La risa hizo retemblar las paredes. – ¿Y tengo que suponer que la inmundicia que habla, mi futuro almuerzo, siquiera lo podrá intentar?
 Grant ondeó en el aire su tan larga espada  – Por favor dragoncita –gritó  –Yo soy Grant Espadalarga, hijo de Grom Espadamásanchaquelarga, nieto de Grohl Noimportaeltamañodelaespadasinocomotajee. He matado tantos que causé una superpoblación en el más allá, los seres de pesadilla sufren de pesadillas sobre mí, los gigantes me envidian la hombría, he cabalgado con reyes, emperadores, y presidentes de gremios de fanáticos, he comido con dioses para luego tapar sus letrinas celestiales, me oriné en el árbol de la vida, salvé cuanta virgen pude para luego salvarlas de su doncellez, le saqué una espina de las posaderas al creador, y una vez ayud…
 El ruido subsiguiente fue un chasquido, junto con la imagen de dos hileras de dientes cerrándose por entero sobre Grant Espadalarga.
 –Hiciste demasiadas cosas – dijo una voz.

 Podrán haber imaginado las caras de los rubios caballeros y los famélicos académicos al ver salir a quién había vencido en el breve, aunque épico, enfrentamiento. Los chistes sobre pezones de sectores explotados y los estudios sociales ya no mantendrían a nadie en una burbuja de comodidad, ni alejados de la realidad. Ahora los unía algo en común, y por más diferencias de pareceres que antes hubiera, aquel fatídico desenlace sirvió para demostrar que todos los hombres son iguales, o al menos se carbonizan a igual temperatura.
 Del reino de Kagones no quedó mucho tras la ira del dragón, que hubo de abandonar aquellas tierras después de una fuerte indigestión. Nada más algunos edificios chamuscados y algunas figuras carbonizadas, cuyas poses daban cierta gracia. Algunos habían encontrado su fin en las más insólitas posturas, como el diácono del pueblo que se encontraba en una peculiar forma de expurgación de los pecados de algún otro pueblerino, o aquel hombre que al bañarse limpiaba su entrepierna con más dedicación de lo habitual. El ataque del dragón había sido tan repentino que muy pocos lograron morir en la clásica posición de “Un dragón, debo señalarlo con mi dedo, sin duda nadie más lo ha visto volar sobre nuestras cabezas” o la tan conocida “Sin duda no me verá si corro a los gritos histéricos” o la célebre “Soy incapaz de acertar un flechazo a un blanco a diez pies de distancia, pero seguro lograré acertar una flecha en su ojo”

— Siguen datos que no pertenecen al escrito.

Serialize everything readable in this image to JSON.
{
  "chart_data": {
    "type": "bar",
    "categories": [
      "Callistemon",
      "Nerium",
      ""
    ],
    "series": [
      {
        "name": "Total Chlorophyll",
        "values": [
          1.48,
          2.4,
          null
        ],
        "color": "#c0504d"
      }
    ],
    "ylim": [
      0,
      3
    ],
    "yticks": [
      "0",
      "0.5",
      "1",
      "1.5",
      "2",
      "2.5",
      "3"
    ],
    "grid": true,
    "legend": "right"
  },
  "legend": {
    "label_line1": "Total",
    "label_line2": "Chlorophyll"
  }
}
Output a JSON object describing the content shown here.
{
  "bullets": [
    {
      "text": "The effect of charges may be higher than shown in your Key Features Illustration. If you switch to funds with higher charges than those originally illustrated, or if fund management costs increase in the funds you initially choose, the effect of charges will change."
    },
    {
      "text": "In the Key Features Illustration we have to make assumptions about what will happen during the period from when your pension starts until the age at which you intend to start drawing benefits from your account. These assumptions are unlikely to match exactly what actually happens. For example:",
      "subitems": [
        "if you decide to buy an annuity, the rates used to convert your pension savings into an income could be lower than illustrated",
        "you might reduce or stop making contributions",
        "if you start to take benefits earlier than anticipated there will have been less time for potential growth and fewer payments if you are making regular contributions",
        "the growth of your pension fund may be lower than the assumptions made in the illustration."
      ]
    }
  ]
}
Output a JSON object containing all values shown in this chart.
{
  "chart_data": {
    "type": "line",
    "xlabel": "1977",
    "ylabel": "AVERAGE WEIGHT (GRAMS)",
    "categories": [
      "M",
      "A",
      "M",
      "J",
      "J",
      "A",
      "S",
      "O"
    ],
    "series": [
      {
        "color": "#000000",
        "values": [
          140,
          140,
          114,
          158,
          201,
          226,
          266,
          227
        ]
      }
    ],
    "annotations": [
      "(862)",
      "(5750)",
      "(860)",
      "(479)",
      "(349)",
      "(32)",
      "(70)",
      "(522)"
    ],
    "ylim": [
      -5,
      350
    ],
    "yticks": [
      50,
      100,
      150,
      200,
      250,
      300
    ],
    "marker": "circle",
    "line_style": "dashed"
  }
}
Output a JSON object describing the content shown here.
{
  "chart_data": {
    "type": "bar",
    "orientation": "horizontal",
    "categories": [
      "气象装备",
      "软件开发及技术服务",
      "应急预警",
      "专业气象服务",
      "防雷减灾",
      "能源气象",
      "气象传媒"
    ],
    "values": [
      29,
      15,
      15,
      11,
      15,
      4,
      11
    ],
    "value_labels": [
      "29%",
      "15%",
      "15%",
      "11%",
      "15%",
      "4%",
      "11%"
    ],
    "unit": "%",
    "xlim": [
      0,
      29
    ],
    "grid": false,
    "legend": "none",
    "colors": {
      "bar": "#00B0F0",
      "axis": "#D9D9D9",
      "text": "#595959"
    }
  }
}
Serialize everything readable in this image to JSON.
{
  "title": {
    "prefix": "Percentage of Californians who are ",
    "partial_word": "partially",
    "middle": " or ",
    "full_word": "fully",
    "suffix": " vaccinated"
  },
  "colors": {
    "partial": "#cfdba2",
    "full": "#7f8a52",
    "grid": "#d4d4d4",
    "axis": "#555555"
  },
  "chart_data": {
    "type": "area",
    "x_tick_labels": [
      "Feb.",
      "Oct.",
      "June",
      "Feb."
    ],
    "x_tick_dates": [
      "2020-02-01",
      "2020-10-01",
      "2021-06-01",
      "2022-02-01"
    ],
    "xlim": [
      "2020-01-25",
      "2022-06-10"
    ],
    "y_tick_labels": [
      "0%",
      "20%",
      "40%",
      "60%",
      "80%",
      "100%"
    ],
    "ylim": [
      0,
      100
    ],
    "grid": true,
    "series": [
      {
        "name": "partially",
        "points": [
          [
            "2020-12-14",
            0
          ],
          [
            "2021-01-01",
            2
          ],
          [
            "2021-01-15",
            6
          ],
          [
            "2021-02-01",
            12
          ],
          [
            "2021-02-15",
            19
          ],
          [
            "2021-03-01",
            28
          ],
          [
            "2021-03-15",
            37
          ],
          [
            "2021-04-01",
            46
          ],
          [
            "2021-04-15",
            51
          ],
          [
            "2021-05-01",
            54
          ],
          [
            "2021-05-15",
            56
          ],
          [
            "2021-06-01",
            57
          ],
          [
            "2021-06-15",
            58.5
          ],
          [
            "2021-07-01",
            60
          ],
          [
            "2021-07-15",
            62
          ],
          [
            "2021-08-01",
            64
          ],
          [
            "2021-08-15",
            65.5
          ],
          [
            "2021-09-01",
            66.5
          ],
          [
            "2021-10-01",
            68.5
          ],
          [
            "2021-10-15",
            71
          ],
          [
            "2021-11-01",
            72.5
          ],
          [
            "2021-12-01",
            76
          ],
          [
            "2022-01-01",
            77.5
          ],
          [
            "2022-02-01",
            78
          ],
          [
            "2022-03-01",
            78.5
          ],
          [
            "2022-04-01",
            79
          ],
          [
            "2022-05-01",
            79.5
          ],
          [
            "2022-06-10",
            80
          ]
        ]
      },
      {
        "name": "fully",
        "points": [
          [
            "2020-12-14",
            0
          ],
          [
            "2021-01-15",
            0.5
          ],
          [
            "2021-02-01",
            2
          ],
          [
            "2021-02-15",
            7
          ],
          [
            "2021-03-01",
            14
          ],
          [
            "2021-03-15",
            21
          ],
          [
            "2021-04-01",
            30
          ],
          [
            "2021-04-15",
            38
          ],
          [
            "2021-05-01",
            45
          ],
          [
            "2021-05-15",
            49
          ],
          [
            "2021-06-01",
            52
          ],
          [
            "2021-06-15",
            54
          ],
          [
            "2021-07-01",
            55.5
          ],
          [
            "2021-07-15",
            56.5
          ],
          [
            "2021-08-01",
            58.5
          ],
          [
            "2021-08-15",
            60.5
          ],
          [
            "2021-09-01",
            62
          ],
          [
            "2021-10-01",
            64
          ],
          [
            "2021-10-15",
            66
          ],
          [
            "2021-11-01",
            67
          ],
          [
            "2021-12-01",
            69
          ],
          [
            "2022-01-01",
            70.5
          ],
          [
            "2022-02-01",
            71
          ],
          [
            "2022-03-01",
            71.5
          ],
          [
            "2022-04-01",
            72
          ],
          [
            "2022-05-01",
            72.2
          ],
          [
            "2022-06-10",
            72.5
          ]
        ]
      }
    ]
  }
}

 Fuera de la quemazón general y el silencio sepulcral, la única pista de la visita dragonesca al reino era la pila descomunal de excremento que decoraba la plaza central; inerte en apariencia, hasta que de súbito, cortando el silencio, la hoja de una larga espada asomó triunfante entre las heces.
 –Ayudé a una vaquita a nacer, y recorrí por entero el tracto digestivo de un dragón –gritó alguien.